Bio++: A C++ library for sequence analysis, phylogenetics, molecular evolution and population genetics. The goal of Bio++ is to provide "bricks" for building efficient software for molecular evolution (including phylogenetics, population genetics, genomics, etc). We therefore research both on the design of the code (object orientation, ontology) and implementation (efficient algorithms and data structures).

The SGED Tools

The Site/Group Extended Data format and tools, to handle sequence/alignment/3D structure annotations. The SGED format is natively supported by the Bio++ libraries and derivative programs.
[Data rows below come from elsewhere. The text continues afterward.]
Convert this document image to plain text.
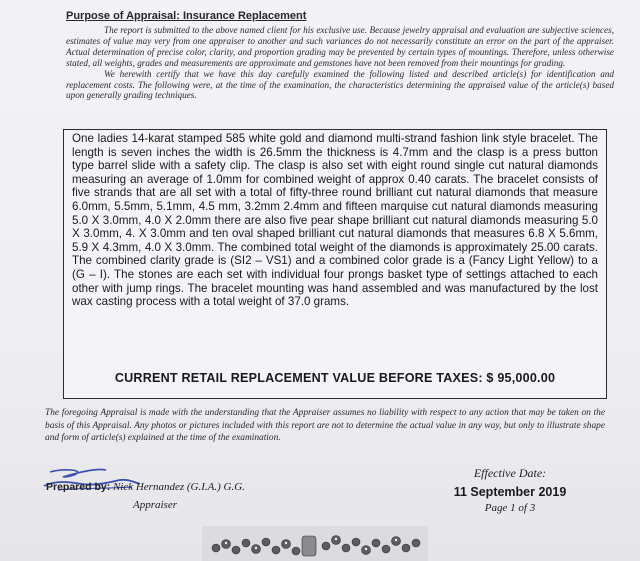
Purpose of Appraisal: Insurance Replacement

The report is submitted to the above named client for his exclusive use. Because jewelry appraisal and evaluation are subjective sciences, estimates of value may very from one appraiser to another and such variances do not necessarily constitute an error on the part of the appraiser. Actual determination of precise color, clarity, and proportion grading may be prevented by certain types of mountings. Therefore, unless otherwise stated, all weights, grades and measurements are approximate and gemstones have not been removed from their mountings for grading.

We herewith certify that we have this day carefully examined the following listed and described article(s) for identification and replacement costs. The following were, at the time of the examination, the characteristics determining the appraised value of the article(s) based upon generally grading techniques.

One ladies 14-karat stamped 585 white gold and diamond multi-strand fashion link style bracelet. The length is seven inches the width is 26.5mm the thickness is 4.7mm and the clasp is a press button type barrel slide with a safety clip. The clasp is also set with eight round single cut natural diamonds measuring an average of 1.0mm for combined weight of approx 0.40 carats. The bracelet consists of five strands that are all set with a total of fifty-three round brilliant cut natural diamonds that measure 6.0mm, 5.5mm, 5.1mm, 4.5 mm, 3.2mm 2.4mm and fifteen marquise cut natural diamonds measuring 5.0 X 3.0mm, 4.0 X 2.0mm there are also five pear shape brilliant cut natural diamonds measuring 5.0 X 3.0mm, 4. X 3.0mm and ten oval shaped brilliant cut natural diamonds that measures 6.8 X 5.6mm, 5.9 X 4.3mm, 4.0 X 3.0mm. The combined total weight of the diamonds is approximately 25.00 carats. The combined clarity grade is (SI2 – VS1) and a combined color grade is a (Fancy Light Yellow) to a (G – I). The stones are each set with individual four prongs basket type of settings attached to each other with jump rings. The bracelet mounting was hand assembled and was manufactured by the lost wax casting process with a total weight of 37.0 grams.
CURRENT RETAIL REPLACEMENT VALUE BEFORE TAXES: $ 95,000.00
The foregoing Appraisal is made with the understanding that the Appraiser assumes no liability with respect to any action that may be taken on the basis of this Appraisal. Any photos or pictures included with this report are not to determine the actual value in any way, but only to illustrate shape and form of article(s) explained at the time of the examination.
Prepared by: Nick Hernandez (G.I.A.) G.G.
Appraiser
Effective Date:
11 September 2019
Page 1 of 3
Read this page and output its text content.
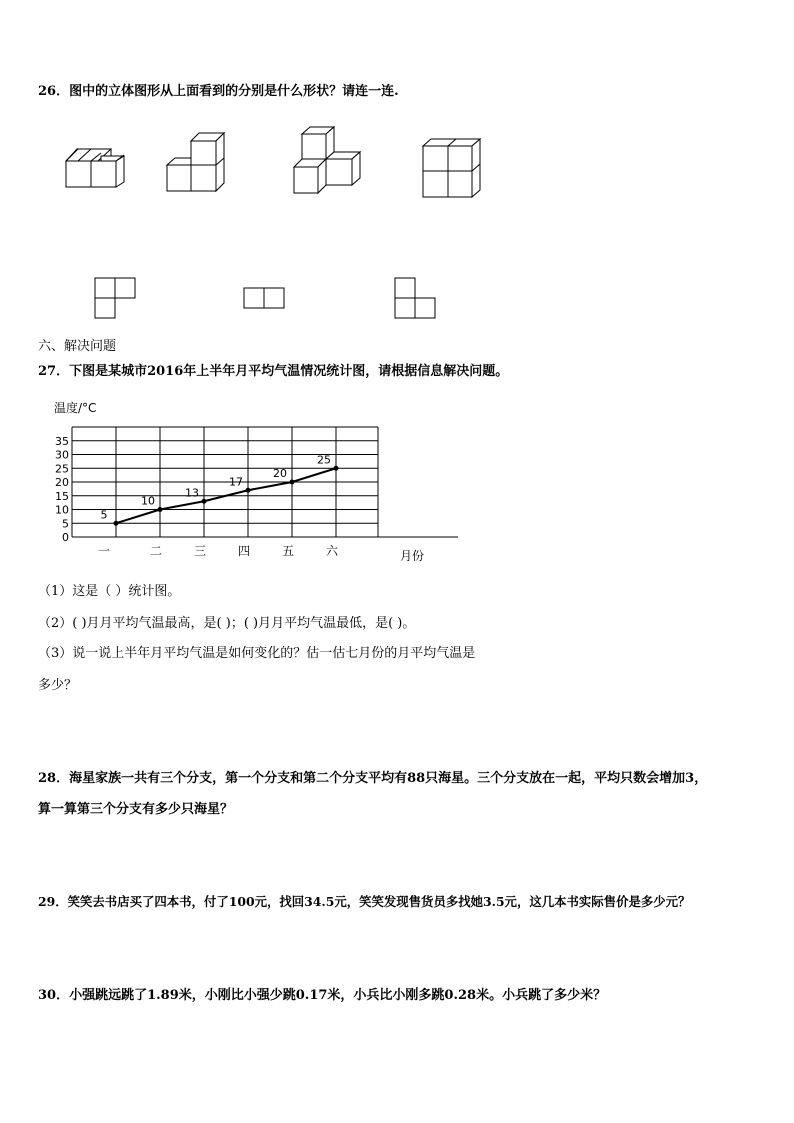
26．图中的立体图形从上面看到的分别是什么形状？请连一连.
六、解决问题
27．下图是某城市2016年上半年月平均气温情况统计图，请根据信息解决问题。
温度/°C
月份
0
5
10
15
20
25
30
35
一	二	三	四	五	六
5
10
13
17
20
25
（1）这是（ ）统计图。
（2）( )月月平均气温最高，是( )；( )月月平均气温最低，是( )。
（3）说一说上半年月平均气温是如何变化的？估一估七月份的月平均气温是
多少？
28．海星家族一共有三个分支，第一个分支和第二个分支平均有88只海星。三个分支放在一起，平均只数会增加3，
算一算第三个分支有多少只海星？
29．笑笑去书店买了四本书，付了100元，找回34.5元，笑笑发现售货员多找她3.5元，这几本书实际售价是多少元？
30．小强跳远跳了1.89米，小刚比小强少跳0.17米，小兵比小刚多跳0.28米。小兵跳了多少米？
The package provides standalone Python tools to manipulate SGED files and perform statistical analyses such as (conditional) randomization.

iSMC

The iSMC framework. iSMC is developed and maintained by Gustavo Barroso.

CoalHMM

The CoalHMM software implements the CoalHMM model described in (Hobolth et all 2007, Dutheil et al 209, and Mailund et al 2011).

MafFilter

MafFilter is a program allowing the design of advanced filtering and processing pipelines for genome alignments.

CoMap

CoMap is a package dedicated to coevolution analysis by Cosubtitution Mapping. In contains the comap program and the MICA program (Mutual Information Coevolution Analysis), implementing several MI-based methods from the literature (Dutheil 2012, Brieffings in Bioinformatic). CoMap was developed using the Bio++ libraries.

PhySamp

PhySamp is a package dedicated to phylogenetic sampling, that is, the filtering of sequence alignments and corresponding phylogenetic trees. It contains two programs: bppAlnOptim, which optimizes the size of an alignment while minimizing the occurrence of missing data, and bppPhySamp, which samples an alignment to minimize redundancy based on a phylogeny.

TestNH

The TestNH package contains programs for testing and fitting non-homogeneous models of sequence evolution.The testnh program is described in Dutheil and Boussau (2008), the mapnh program is described in Romiguier et al (2012), and the partnh program in Dutheil et al (2012).

ConTest

Another program making use of substitution mapping procedures, to detect positions in a molecule under biochemical constraint (Dutheil 2007).